Çocukken ilerde ne olacağı sorusuna “Avukat olacağım.” cevabını veren Süreyya Hanım bu ısrarını sonuna kadar sürdürmüş, çevresindekilerin kadınlara daha uygun bir meslek seçmesi telkinlerine karşı bunu başaracağına inanmıştır. Liseyi bitirir bitirmez hukuk fakültesini kadınlara açtırmak ve hukuk eğitimi almak için 1921 sonbaharında Darülfünun’a gider.
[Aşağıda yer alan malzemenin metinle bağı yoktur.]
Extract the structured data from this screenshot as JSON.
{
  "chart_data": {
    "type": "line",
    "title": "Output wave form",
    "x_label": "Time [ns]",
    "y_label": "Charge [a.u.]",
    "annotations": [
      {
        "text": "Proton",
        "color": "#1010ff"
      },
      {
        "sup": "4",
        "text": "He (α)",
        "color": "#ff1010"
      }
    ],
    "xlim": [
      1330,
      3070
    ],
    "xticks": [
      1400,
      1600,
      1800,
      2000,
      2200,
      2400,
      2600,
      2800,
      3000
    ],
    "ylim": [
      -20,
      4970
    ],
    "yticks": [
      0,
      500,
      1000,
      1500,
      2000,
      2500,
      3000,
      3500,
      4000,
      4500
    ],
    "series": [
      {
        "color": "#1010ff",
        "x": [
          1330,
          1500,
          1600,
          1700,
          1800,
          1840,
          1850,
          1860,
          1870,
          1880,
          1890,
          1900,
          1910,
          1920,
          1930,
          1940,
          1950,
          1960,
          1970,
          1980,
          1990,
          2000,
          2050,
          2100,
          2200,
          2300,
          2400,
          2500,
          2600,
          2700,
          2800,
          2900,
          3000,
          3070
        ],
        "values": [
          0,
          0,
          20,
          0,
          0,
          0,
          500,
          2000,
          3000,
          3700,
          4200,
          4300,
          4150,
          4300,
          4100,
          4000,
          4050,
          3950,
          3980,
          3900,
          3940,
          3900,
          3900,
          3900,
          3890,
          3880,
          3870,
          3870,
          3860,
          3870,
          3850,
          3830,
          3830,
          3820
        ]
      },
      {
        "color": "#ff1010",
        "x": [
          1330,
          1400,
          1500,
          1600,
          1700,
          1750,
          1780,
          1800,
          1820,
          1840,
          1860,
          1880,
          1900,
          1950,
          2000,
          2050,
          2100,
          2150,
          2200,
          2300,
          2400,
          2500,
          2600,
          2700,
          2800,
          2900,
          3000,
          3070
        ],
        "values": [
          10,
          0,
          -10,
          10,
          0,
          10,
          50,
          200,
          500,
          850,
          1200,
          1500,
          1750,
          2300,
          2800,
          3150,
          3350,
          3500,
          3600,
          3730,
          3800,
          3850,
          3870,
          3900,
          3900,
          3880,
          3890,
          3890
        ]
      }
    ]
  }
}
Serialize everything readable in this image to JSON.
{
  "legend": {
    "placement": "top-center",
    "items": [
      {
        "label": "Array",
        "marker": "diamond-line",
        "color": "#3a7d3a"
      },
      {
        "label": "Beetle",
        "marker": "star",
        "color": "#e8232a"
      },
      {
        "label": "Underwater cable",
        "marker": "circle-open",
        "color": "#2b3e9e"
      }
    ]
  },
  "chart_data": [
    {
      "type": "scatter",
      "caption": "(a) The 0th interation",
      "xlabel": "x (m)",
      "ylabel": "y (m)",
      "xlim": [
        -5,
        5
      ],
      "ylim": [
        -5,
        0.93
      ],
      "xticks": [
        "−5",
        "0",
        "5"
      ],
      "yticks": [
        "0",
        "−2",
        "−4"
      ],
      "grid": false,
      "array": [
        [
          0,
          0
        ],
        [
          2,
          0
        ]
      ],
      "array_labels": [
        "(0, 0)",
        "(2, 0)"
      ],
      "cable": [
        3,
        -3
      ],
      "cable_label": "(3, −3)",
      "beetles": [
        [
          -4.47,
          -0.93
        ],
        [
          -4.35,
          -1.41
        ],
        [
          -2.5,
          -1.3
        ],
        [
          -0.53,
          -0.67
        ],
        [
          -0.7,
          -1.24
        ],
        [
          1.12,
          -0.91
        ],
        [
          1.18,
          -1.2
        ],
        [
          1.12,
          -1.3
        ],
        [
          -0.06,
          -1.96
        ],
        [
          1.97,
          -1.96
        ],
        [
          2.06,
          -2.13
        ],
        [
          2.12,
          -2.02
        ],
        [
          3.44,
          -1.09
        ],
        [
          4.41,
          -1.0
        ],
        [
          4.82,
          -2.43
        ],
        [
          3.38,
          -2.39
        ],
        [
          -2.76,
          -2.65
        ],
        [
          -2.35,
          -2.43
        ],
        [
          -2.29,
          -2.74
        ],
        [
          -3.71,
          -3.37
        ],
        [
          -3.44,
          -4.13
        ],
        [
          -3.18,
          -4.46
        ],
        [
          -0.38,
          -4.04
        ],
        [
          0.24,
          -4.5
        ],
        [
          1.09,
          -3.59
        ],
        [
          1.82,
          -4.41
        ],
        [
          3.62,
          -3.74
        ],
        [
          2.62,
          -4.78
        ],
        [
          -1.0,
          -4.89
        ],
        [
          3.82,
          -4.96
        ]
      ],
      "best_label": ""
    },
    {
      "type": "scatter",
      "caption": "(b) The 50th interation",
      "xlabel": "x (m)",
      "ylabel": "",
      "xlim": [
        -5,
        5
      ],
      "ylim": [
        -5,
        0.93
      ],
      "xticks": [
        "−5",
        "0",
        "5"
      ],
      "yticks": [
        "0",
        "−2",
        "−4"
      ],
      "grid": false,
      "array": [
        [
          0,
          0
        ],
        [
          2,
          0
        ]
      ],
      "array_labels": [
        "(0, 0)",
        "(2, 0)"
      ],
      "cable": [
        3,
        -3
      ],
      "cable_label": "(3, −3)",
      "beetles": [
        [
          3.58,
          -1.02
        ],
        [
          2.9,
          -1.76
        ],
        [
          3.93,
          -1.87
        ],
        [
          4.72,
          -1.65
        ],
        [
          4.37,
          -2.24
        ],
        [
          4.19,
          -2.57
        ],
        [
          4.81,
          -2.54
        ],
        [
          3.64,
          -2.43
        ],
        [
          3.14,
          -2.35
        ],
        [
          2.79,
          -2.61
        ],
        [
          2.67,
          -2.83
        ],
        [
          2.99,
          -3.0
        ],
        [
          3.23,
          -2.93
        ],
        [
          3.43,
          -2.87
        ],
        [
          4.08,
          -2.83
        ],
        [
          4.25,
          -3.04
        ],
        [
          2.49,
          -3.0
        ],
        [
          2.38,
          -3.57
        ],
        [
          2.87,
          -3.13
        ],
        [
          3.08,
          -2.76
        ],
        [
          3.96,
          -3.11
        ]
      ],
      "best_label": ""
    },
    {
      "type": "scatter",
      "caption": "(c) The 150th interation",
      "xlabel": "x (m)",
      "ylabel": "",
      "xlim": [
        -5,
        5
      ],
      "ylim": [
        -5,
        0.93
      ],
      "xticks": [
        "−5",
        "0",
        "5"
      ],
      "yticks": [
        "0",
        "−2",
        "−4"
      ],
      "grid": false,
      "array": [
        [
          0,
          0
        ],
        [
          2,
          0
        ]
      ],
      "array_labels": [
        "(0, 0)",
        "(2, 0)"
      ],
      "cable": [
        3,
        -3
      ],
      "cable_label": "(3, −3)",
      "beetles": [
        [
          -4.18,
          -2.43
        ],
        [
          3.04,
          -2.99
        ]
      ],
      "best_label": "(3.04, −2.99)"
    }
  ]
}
Fakülte dekanı Selahattin Bey’in kapısını tıklatır, kendini kısaca tanıttıktan sonra “Hukuk tahsili yapmak istiyorum, beni hukuka kaydeder misiniz?” der. Selahattin Bey bu istek karşısında şaşkınlığını gizleyemez ve ufak bir kahkaha patlatır. Ancak Ağaoğlu’nun aldığı cevap umut vericidir. O dönem kadın ve erkekler beraber okuyamadıkları için öğleden önce erkekler öğleden sonra kadınlar eğitim görüyordu. Tek bir kişi için de bütün hocalar öğleden sonralarını ayıramazlardı. Bu sebeple üç arkadaş daha bulması halinde kendilerine fakülte açılacağı söylenir. Bunu duyan Ağaoğlu tabiri caizse deliye döner. Diğer fakültelere yazılmış 3 arkadaşını bu kararından caydırır ve hukuk okumaları için onları ikna eder. Böylece hukuk fakültesinin kapıları kadınlara da açılmış olur.
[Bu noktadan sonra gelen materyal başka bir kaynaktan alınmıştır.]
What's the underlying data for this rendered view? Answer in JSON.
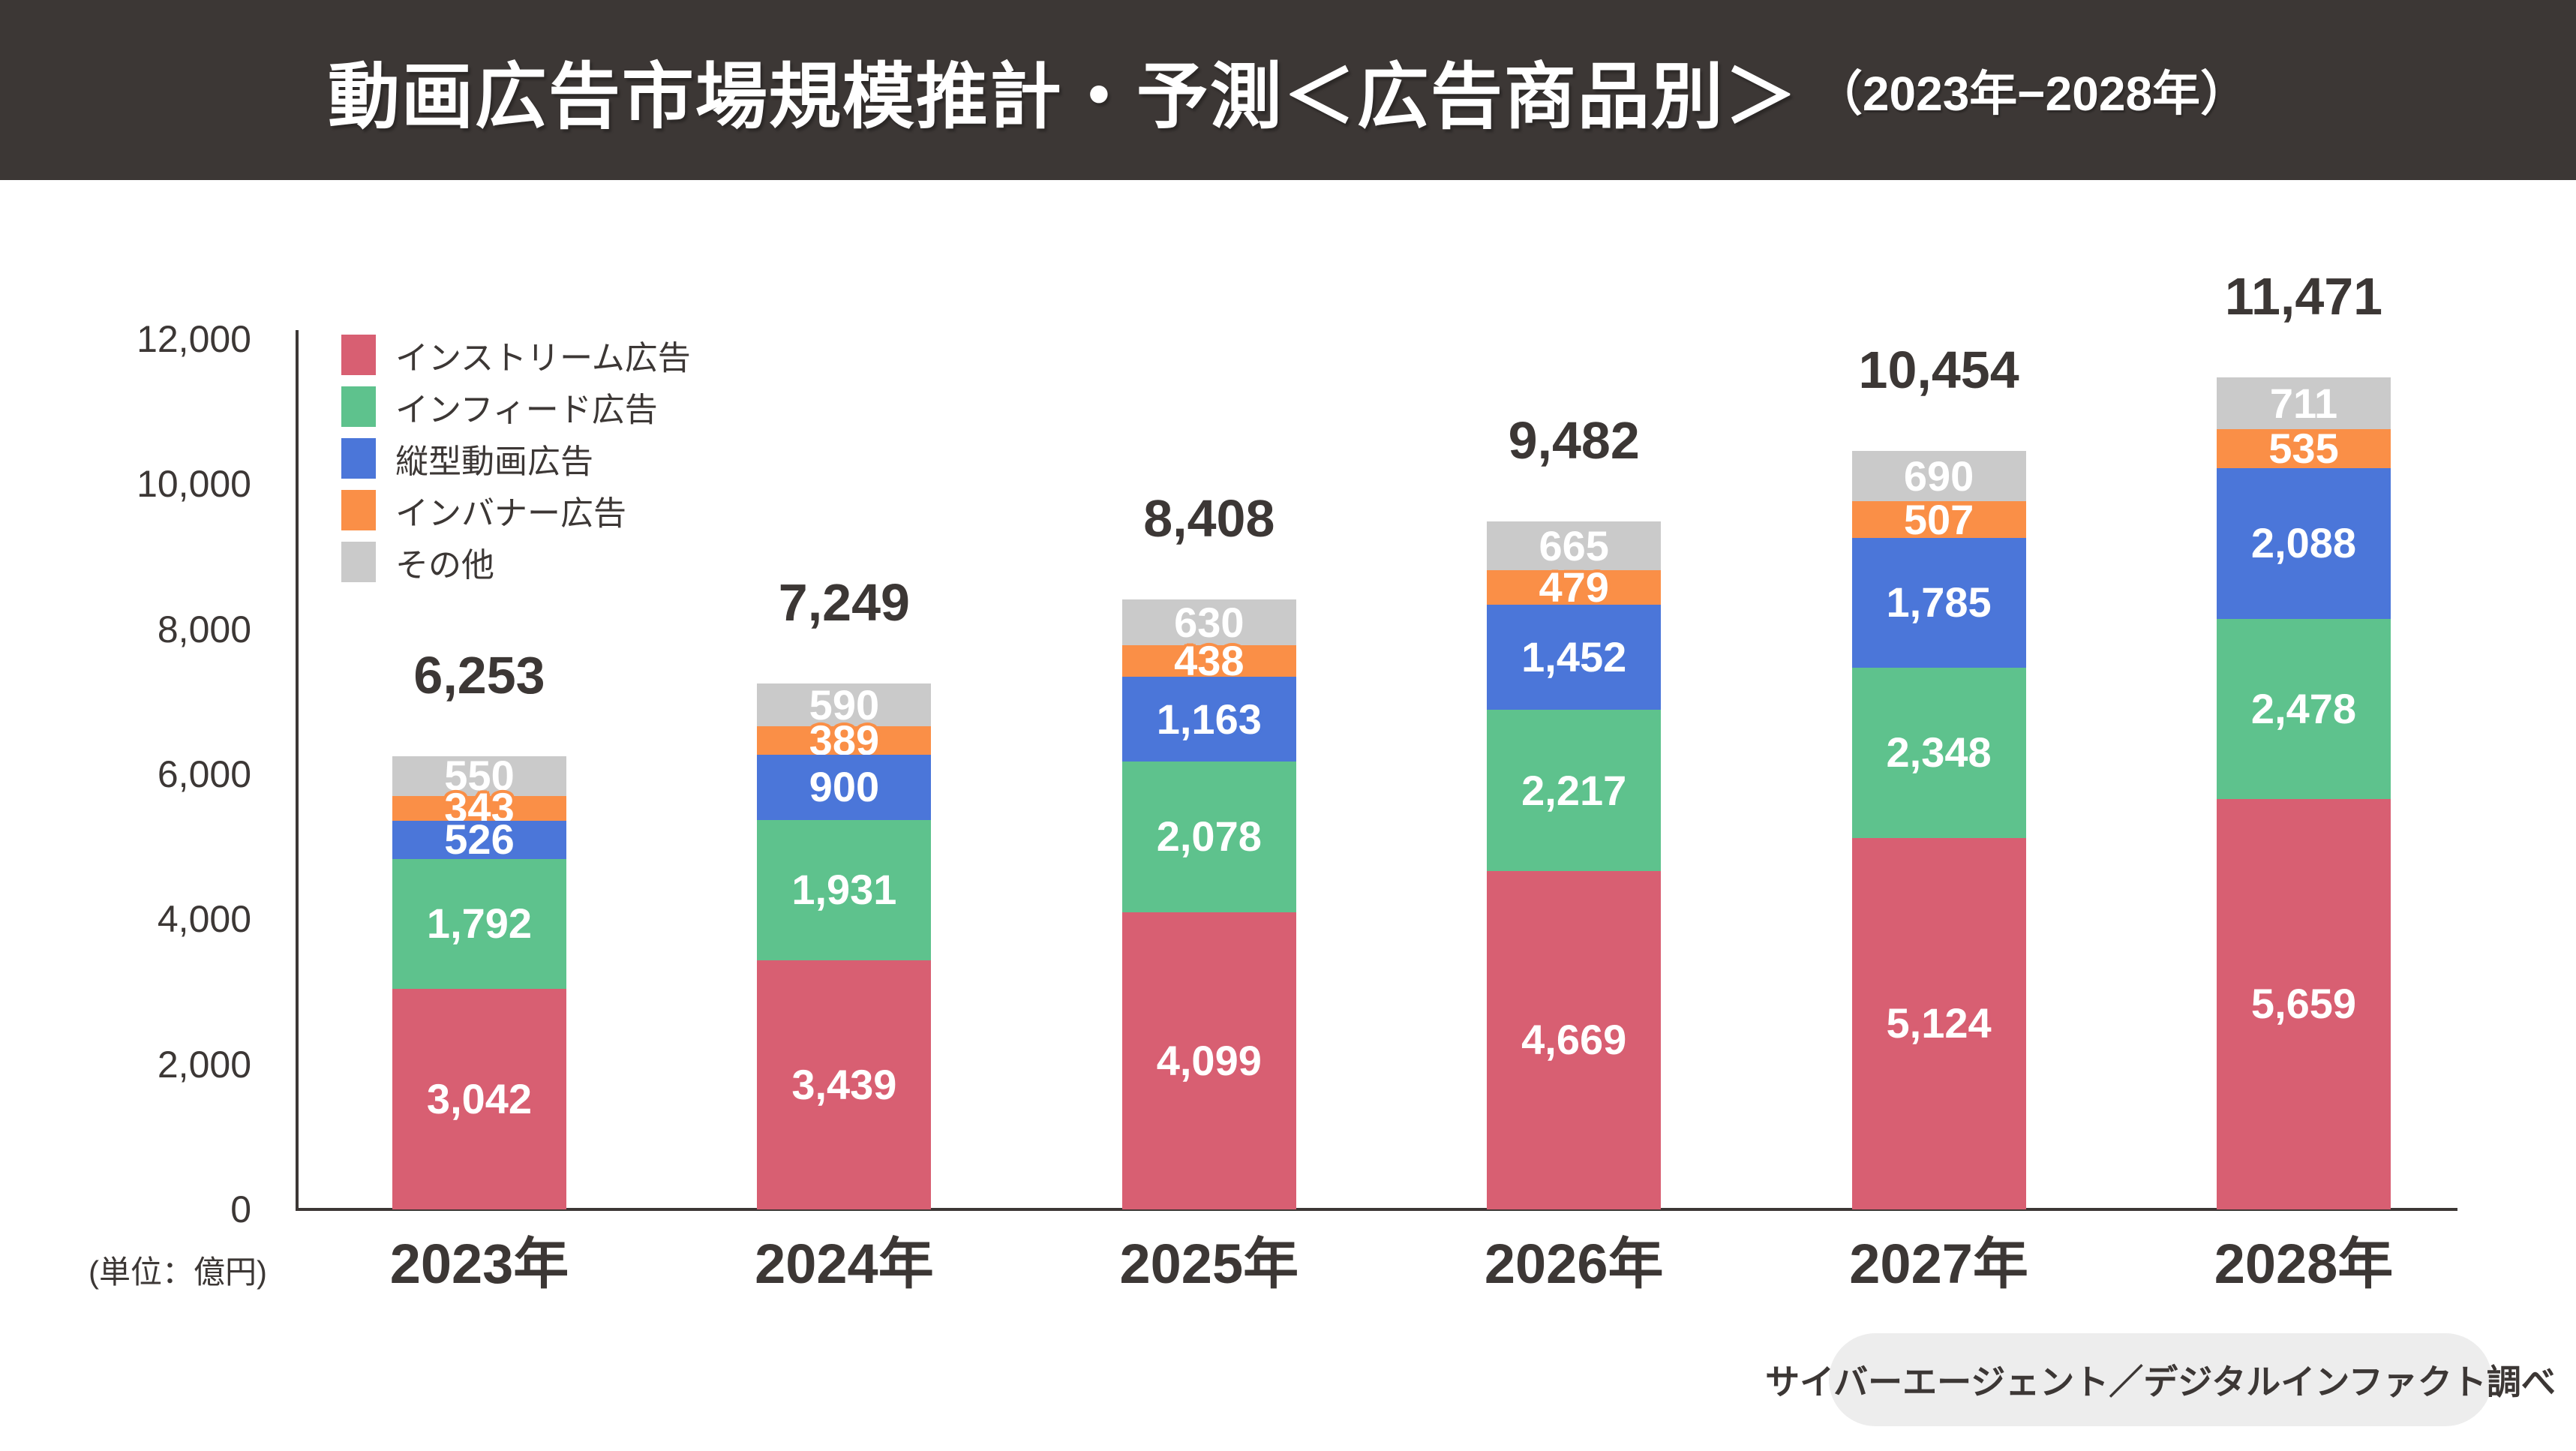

Milli mücadele yılları ve cumhuriyetin ilk zamanlarında geçen üniversite hayatının ardından 1925 yılında mezun olur ve Milli Mücadeleye katıldığı için Ankara’da olan ailesinin yanına gider. Babası Ahmet Ağaoğlu Atatürk’ün yakınlarından olduğu için onu yakından tanıma fırsatı bulmuş, beraber çokca zaman geçirmişlerdir.
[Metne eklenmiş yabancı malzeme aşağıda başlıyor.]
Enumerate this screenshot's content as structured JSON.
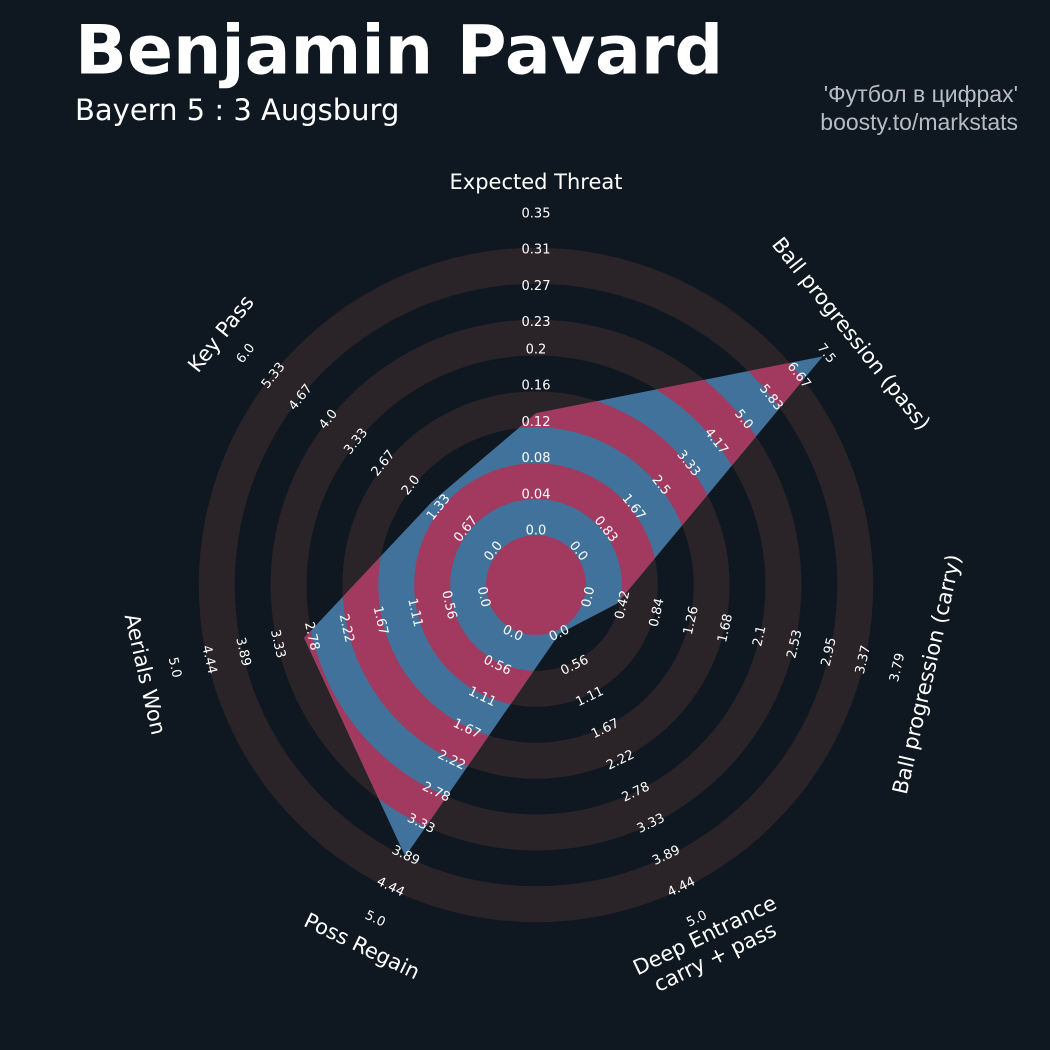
{
  "chart_data": {
    "type": "radar",
    "title": "Benjamin Pavard",
    "subtitle": "Bayern 5 : 3 Augsburg",
    "credits": [
      "'Футбол в цифрах'",
      "boosty.to/markstats"
    ],
    "categories": [
      "Expected Threat",
      "Ball progression (pass)",
      "Ball progression (carry)",
      "Deep Entrance\ncarry + pass",
      "Poss Regain",
      "Aerials Won",
      "Key Pass"
    ],
    "series": [
      {
        "name": "Benjamin Pavard",
        "color": "#41729b",
        "ring_color": "#a2395e",
        "values": [
          0.13,
          7.4,
          0.35,
          0,
          3.9,
          2.9,
          1.5
        ]
      }
    ],
    "axes": [
      {
        "range": [
          0,
          0.35
        ],
        "ticks": [
          {
            "value": 0,
            "label": "0.0"
          },
          0.04,
          0.08,
          0.12,
          0.16,
          0.2,
          0.23,
          0.27,
          0.31,
          0.35
        ]
      },
      {
        "range": [
          0,
          7.5
        ],
        "ticks": [
          {
            "value": 0,
            "label": "0.0"
          },
          0.83,
          1.67,
          2.5,
          3.33,
          4.17,
          {
            "value": 5,
            "label": "5.0"
          },
          5.83,
          6.67,
          7.5
        ]
      },
      {
        "range": [
          0,
          3.79
        ],
        "ticks": [
          {
            "value": 0,
            "label": "0.0"
          },
          0.42,
          0.84,
          1.26,
          1.68,
          2.1,
          2.53,
          2.95,
          3.37,
          3.79
        ]
      },
      {
        "range": [
          0,
          5
        ],
        "ticks": [
          {
            "value": 0,
            "label": "0.0"
          },
          0.56,
          1.11,
          1.67,
          2.22,
          2.78,
          3.33,
          3.89,
          4.44,
          {
            "value": 5,
            "label": "5.0"
          }
        ]
      },
      {
        "range": [
          0,
          5
        ],
        "ticks": [
          {
            "value": 0,
            "label": "0.0"
          },
          0.56,
          1.11,
          1.67,
          2.22,
          2.78,
          3.33,
          3.89,
          4.44,
          {
            "value": 5,
            "label": "5.0"
          }
        ]
      },
      {
        "range": [
          0,
          5
        ],
        "ticks": [
          {
            "value": 0,
            "label": "0.0"
          },
          0.56,
          1.11,
          1.67,
          2.22,
          2.78,
          3.33,
          3.89,
          4.44,
          {
            "value": 5,
            "label": "5.0"
          }
        ]
      },
      {
        "range": [
          0,
          6
        ],
        "ticks": [
          {
            "value": 0,
            "label": "0.0"
          },
          0.67,
          1.33,
          {
            "value": 2,
            "label": "2.0"
          },
          2.67,
          3.33,
          {
            "value": 4,
            "label": "4.0"
          },
          4.67,
          5.33,
          {
            "value": 6,
            "label": "6.0"
          }
        ]
      }
    ],
    "ring_background": "#2a2429"
  }
}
Gazi ve Latife Hanım, Keçiören’deki evimize sık sık gelirdi. O devirlerde Gazi sıcak aile çevrelerinde vakit geçirmeyi sever, yetişen gençleri bir baba övgüsüyle takip ederdi. Bizler o senelerde Ankara’nın sayılı okumuş, yüksek tahsil yapmış ve batılı anlamda hayat mücadelesine atılmış genç kızlarıydık. Bize karşı sevgi ve övgülerini saklamazdı. Yaramazlıklarımıza gülerdi. Bir gün Tezer ile dört el piyano çalışırken çok güzel çalan kardeşimin düzeltme ve uyarılarına dayanamayarak Tezer’in elini tırmaladım. O gece Latife Hanım ile birlikte bize gelen Gazi, Tezer’e “Eline ne oldu?” diye sordu. O da: ‘Kedi tırmaladı efendim.’ cevabını verince Gazi: ‘Aman o ne tehlikeli kedi, atın onu evden.’ dedi. Tezer bana bakarak: ‘Çok seviyoruz efendim, atamayız.’ deyince işi anlayan Gazi kahkahalarla güldü.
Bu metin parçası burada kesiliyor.